Department of Biology

Indiana University

Jordan Hall 142, 1001 E 3rd St.

Bloomington IN 47405-7005

Dear Dr. Brun and members of the faculty search committee --

I am pleased to write in support of DR. KE HU, a former graduate student in my group whom I understand has applied for a faculty position in your department. The basic point of this letter can be stated simply: Ke is an extremely talented cell biologistŠ an outstanding microscopist, and probably the most motivated and productive student that I have ever had. Although her application is perhaps slightly premature (she is now a 2nd year post-doc with Clare Waterman-Storer), I think that Ke would be an excellent fit with your department, and have therefore encouraged her to apply.

I have taken the liberty of providing you with a rather lengthy description of Ke's graduate work, for several reasons. First, because she left Penn relatively recently, and John Murray and I may therefore be in the best position to describe her abilities. Second, because Ke is proposing to continue working on apicomplexan parasites (focusing on Plasmodium, rather than the Toxoplasma parasites that she studied as a graduate student). And third, because it is important that you understand Ke as a person. I am confident that she will be a fantastic addition to any department that values imaginative science.

My laboratory studies intracellular protozoan parasites in the phylum apicomplexa, including Plasmodium (the causative agent of malaria) and Toxoplasma (notorious as a congenital pathogen, an opportunistic infection associated with AIDS, and more recently as a class B biodefense agent). We work on these organisms both because of their medical importance, and for the window they provide into eukaryotic organelles, processes, and evolution. Ke joined my group in 1999, as she was interested in using molecular techniques to explore basic cell biological problems.

As a rotation student, Ke set out to develop RNAi-based inhibition strategies for Toxoplasma. Although now a hot topic, RNAi was new at the time, and offered us great hope for regulating gene expression. Unfortunately, this project was completely unsuccessful, but it taught me several things about Ke. First, it demonstrated her enthusiasm and fearlessness in taking on new techniques. Second, it showed her technical competence and thorough approach to scientific problems: Ke selected three genes expected to yield varying phenotypes (HXGPRT as a native gene whose expression levels could be carefully titrated, tubulin as this had been shown to yield a dramatic phenotype in trypanosomes, and a GFP transgene because large numbers of mutants could easily be screened individually). She targeted all three using three different strategies (synthetic RNA, plasmids using T7 polymerase to drive expression of a hairpin structure, and plasmids containing two T7 promoters flanking the target sequence). These studies were completed rapidly, and were so thorough that Ke convinced everyone in the lab that Toxoplasma is not amenable to RNAi. Several other labs have since spent a great deal of time on the project, without success. Finally, this project clearly demonstrated Ke's insight: she instinctively recognizes not only what experiments to do next, but also when to drop a project -- a rare and valuable skill.

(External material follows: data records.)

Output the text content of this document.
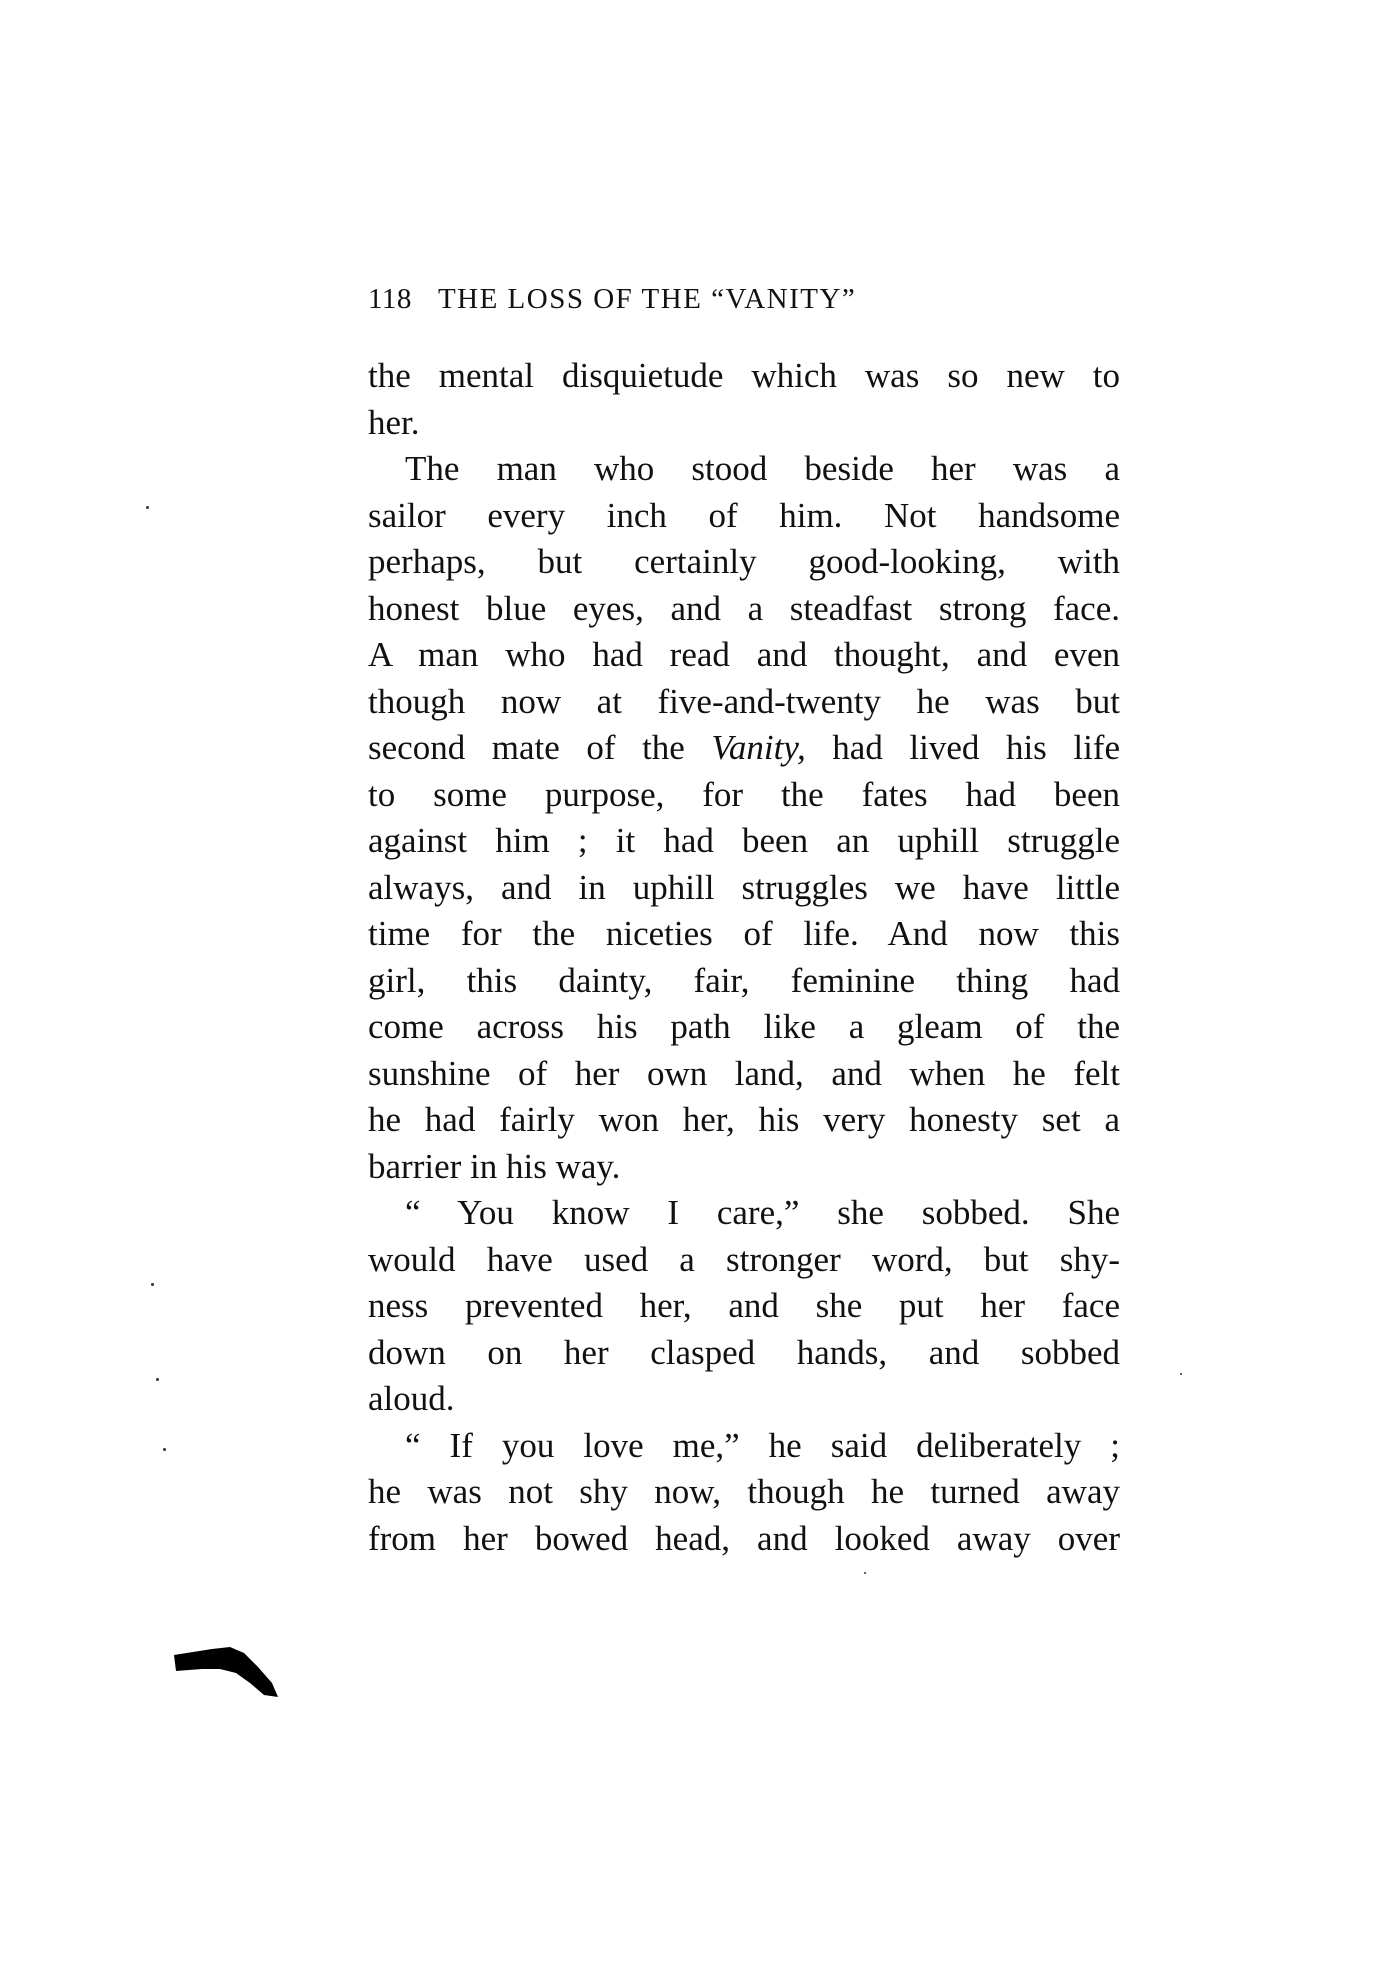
118 THE LOSS OF THE “VANITY”
the mental disquietude which was so new to
her.
The man who stood beside her was a
sailor every inch of him. Not handsome
perhaps, but certainly good-looking, with
honest blue eyes, and a steadfast strong face.
A man who had read and thought, and even
though now at five-and-twenty he was but
second mate of the Vanity, had lived his life
to some purpose, for the fates had been
against him ; it had been an uphill struggle
always, and in uphill struggles we have little
time for the niceties of life. And now this
girl, this dainty, fair, feminine thing had
come across his path like a gleam of the
sunshine of her own land, and when he felt
he had fairly won her, his very honesty set a
barrier in his way.
“ You know I care,” she sobbed. She
would have used a stronger word, but shy-
ness prevented her, and she put her face
down on her clasped hands, and sobbed
aloud.
“ If you love me,” he said deliberately ;
he was not shy now, though he turned away
from her bowed head, and looked away over
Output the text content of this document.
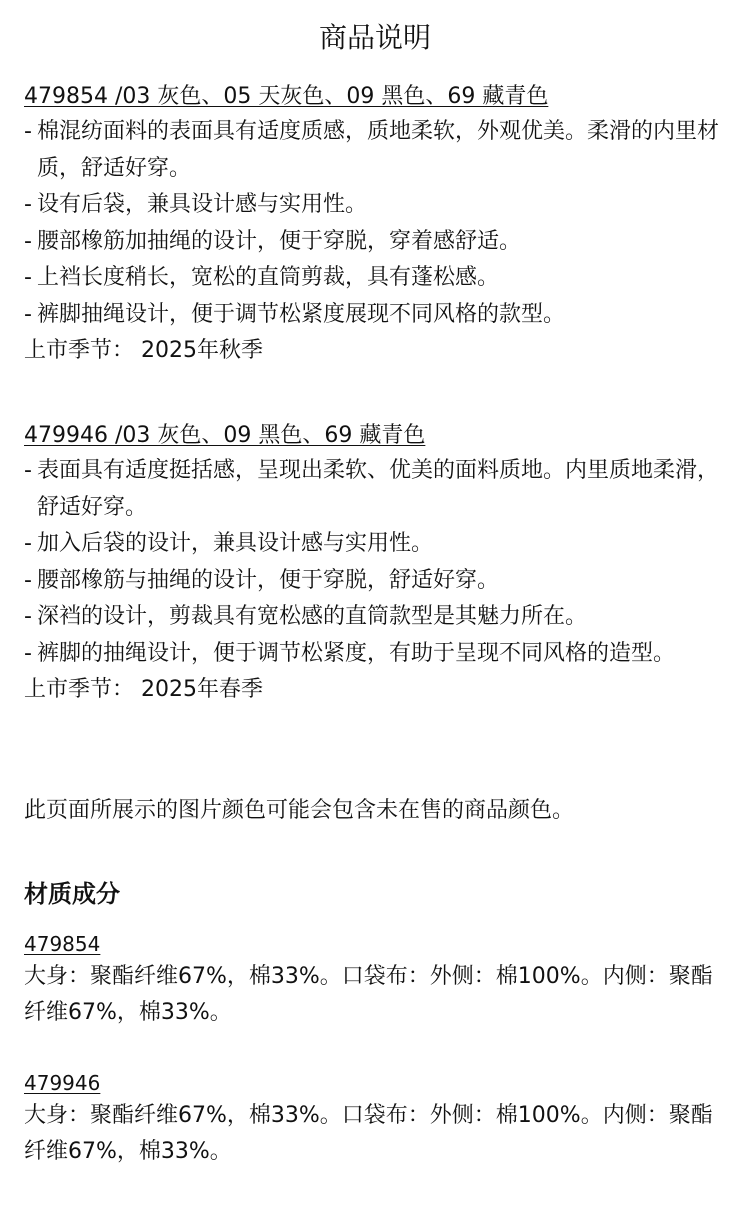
商品说明
479854 /03 灰色、05 天灰色、09 黑色、69 藏青色
- 棉混纺面料的表面具有适度质感，质地柔软，外观优美。柔滑的内里材质，舒适好穿。
- 设有后袋，兼具设计感与实用性。
- 腰部橡筋加抽绳的设计，便于穿脱，穿着感舒适。
- 上裆长度稍长，宽松的直筒剪裁，具有蓬松感。
- 裤脚抽绳设计，便于调节松紧度展现不同风格的款型。
上市季节： 2025年秋季
479946 /03 灰色、09 黑色、69 藏青色
- 表面具有适度挺括感，呈现出柔软、优美的面料质地。内里质地柔滑，舒适好穿。
- 加入后袋的设计，兼具设计感与实用性。
- 腰部橡筋与抽绳的设计，便于穿脱，舒适好穿。
- 深裆的设计，剪裁具有宽松感的直筒款型是其魅力所在。
- 裤脚的抽绳设计，便于调节松紧度，有助于呈现不同风格的造型。
上市季节： 2025年春季
此页面所展示的图片颜色可能会包含未在售的商品颜色。
材质成分
479854
大身：聚酯纤维67%，棉33%。口袋布：外侧：棉100%。内侧：聚酯纤维67%，棉33%。
479946
大身：聚酯纤维67%，棉33%。口袋布：外侧：棉100%。内侧：聚酯纤维67%，棉33%。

For her thesis research, Ke chose to study the dynamics of cytoskeletal assembly in Toxoplasma, a project that is interesting for several reasons. These parasites contain a remarkable diversity of morphologically, pharmacologically, and functionally distinct cytoskeletal elements -- including at least five distinct tubulin-based structures -- but these are constructed from a limited number of cytoskeletal proteins, which we can identify from the genome sequences now available. Parasite replication proceeds by assembling daughters on a cytoskeletal scaffolding, yet we knew little of the mechanisms involved. Motility is critical for host cell invasion, but remains poorly understood (the parasites possess no cilia, no flagella, no conventional myosins, and contain little F-actin). We had previously made extensive use of fluorescent protein reporters to study protein trafficking and organellar replication in living cells, but Ke was the first in my lab to recognize their potential for *quantitative* analysis of the cytoskeleton.

I will not dwell on Ke's results at any great length, as her publication record speaks for itself. A brief synopsis of Ke's accomplishments as a graduate student includes:

- Fluorescent labeling of the microtubule, microfilament, and actin-based cytoskeleton in transgenic T. gondii parasites, and visualization by time-lapse microcinematography.

- Development and implementation of quantitative methods for objective evaluation of wide-field vs. confocal imaging techniques.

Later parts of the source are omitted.